Flash backward to before this event and meet what appears to be a normal happy married couple going about their daily lives in ordinary fashion. James Manning (Tom Wilkinson) a professional man of soliciting who works in the city by day and retires to the countryside to escape the madness by night. Anne Manning (Emily Watson) is his pretty blonde wife whom appears not to be his equal intellectually and who seems a little aloof at times. She does her best to keep up and makes the extra effort of meeting up with her husband when he arrives back from a long day at work.
It doesn’t take long to realize that Anne is not really satisfied with her husband due to his exceedingly high standards that she never feels that she can live up to and his obsessive love for his work where he spends most of his time and where all his conversations seem to lead. This dissatisfaction manifests into an infatuation in a newly acquired acquaintance William Bule (Rupert Everett) a recently divorced father of two young boys.

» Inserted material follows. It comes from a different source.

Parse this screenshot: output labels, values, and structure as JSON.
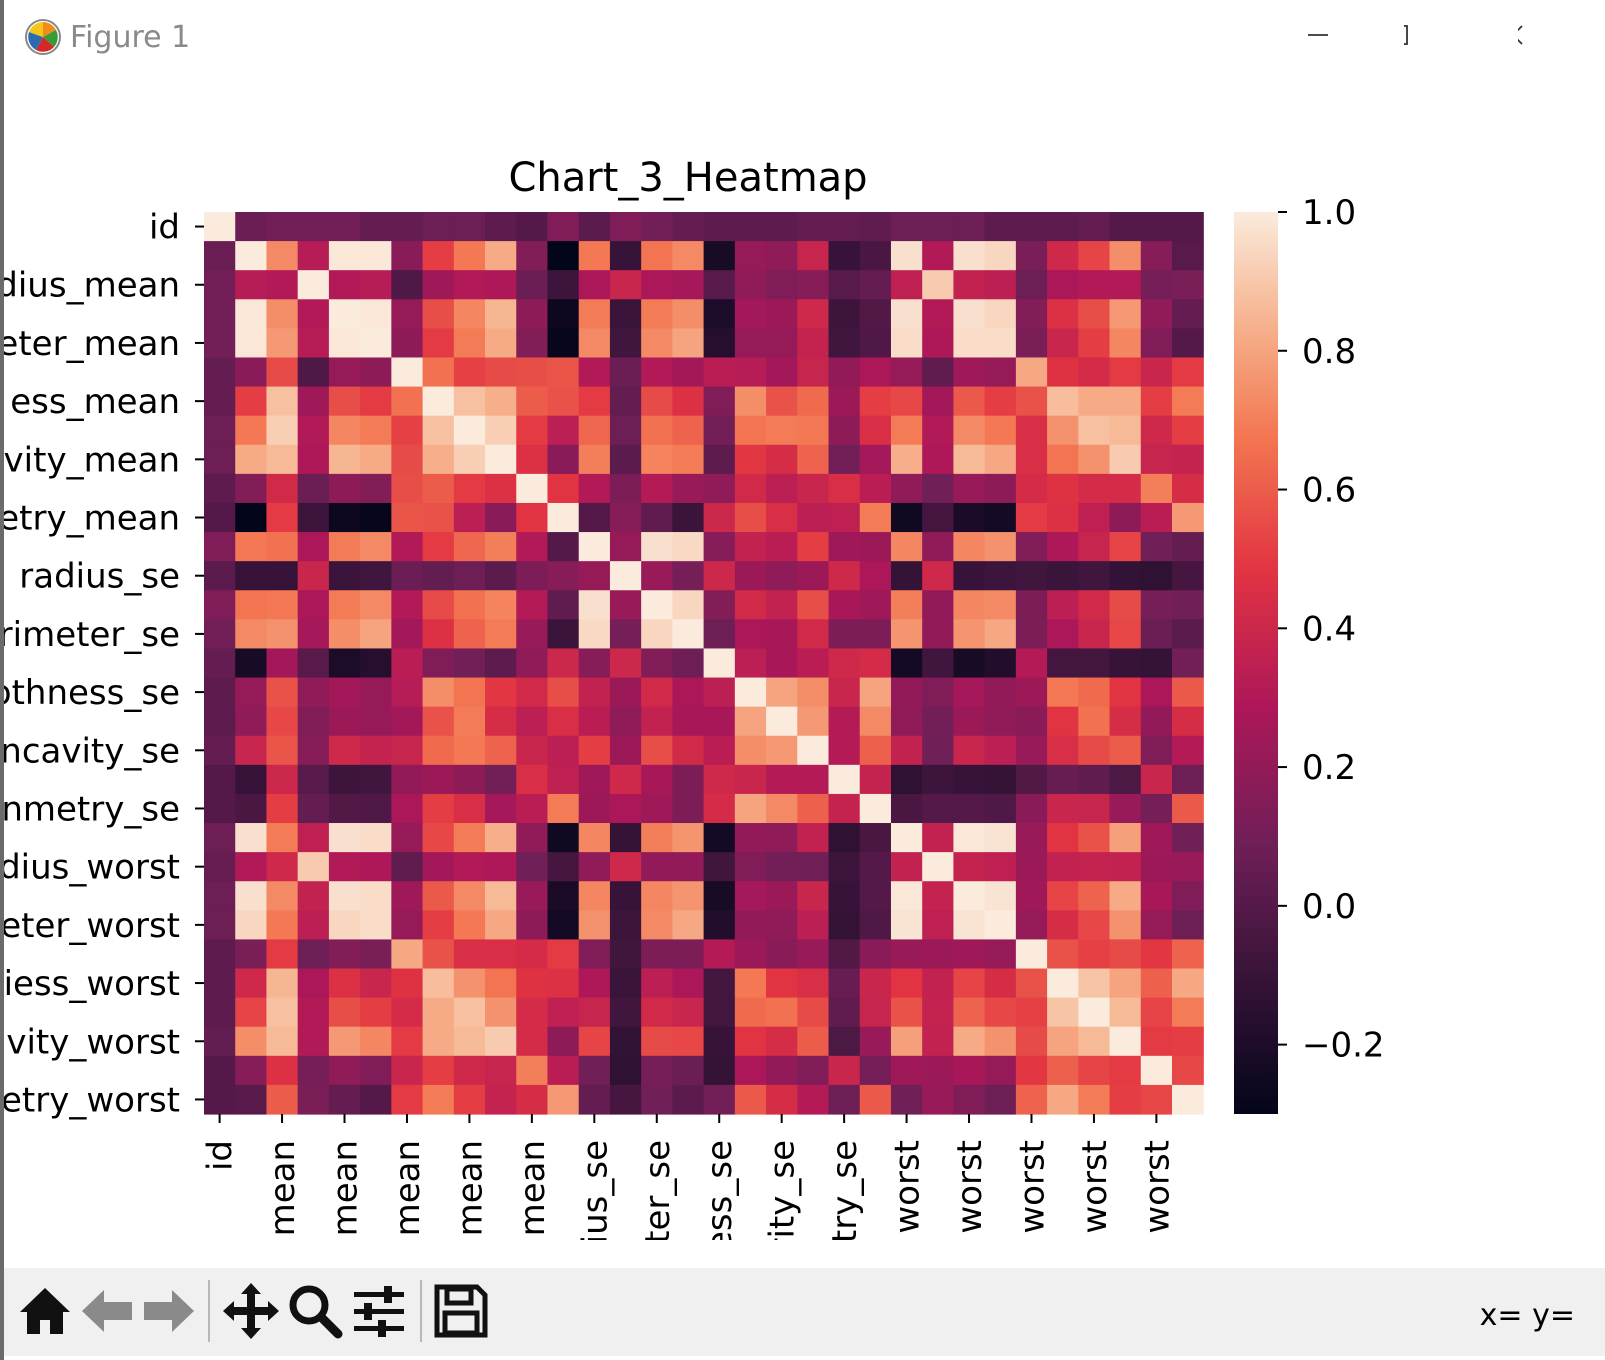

James starts to realize something is not right when one day his wife is there to meet him upon his return from work and outside is William whom is becoming a frequent sight in both there lives. News is received that their cleaner’s husband was hit by a vehicle and is near death in the nearby hospital. Both rush to be by her side and to get the story as to how it happened. Info reveled triggers a chain of events that start out as noble and correct and end in a spiral of deceit for all involved.
This movie looked and felt great. I liked everything but the convoluted ending that didn’t provide enough closure to all that preceded it. Nice look at infidelity and how murder can provide assistance on par with a marriage counselor.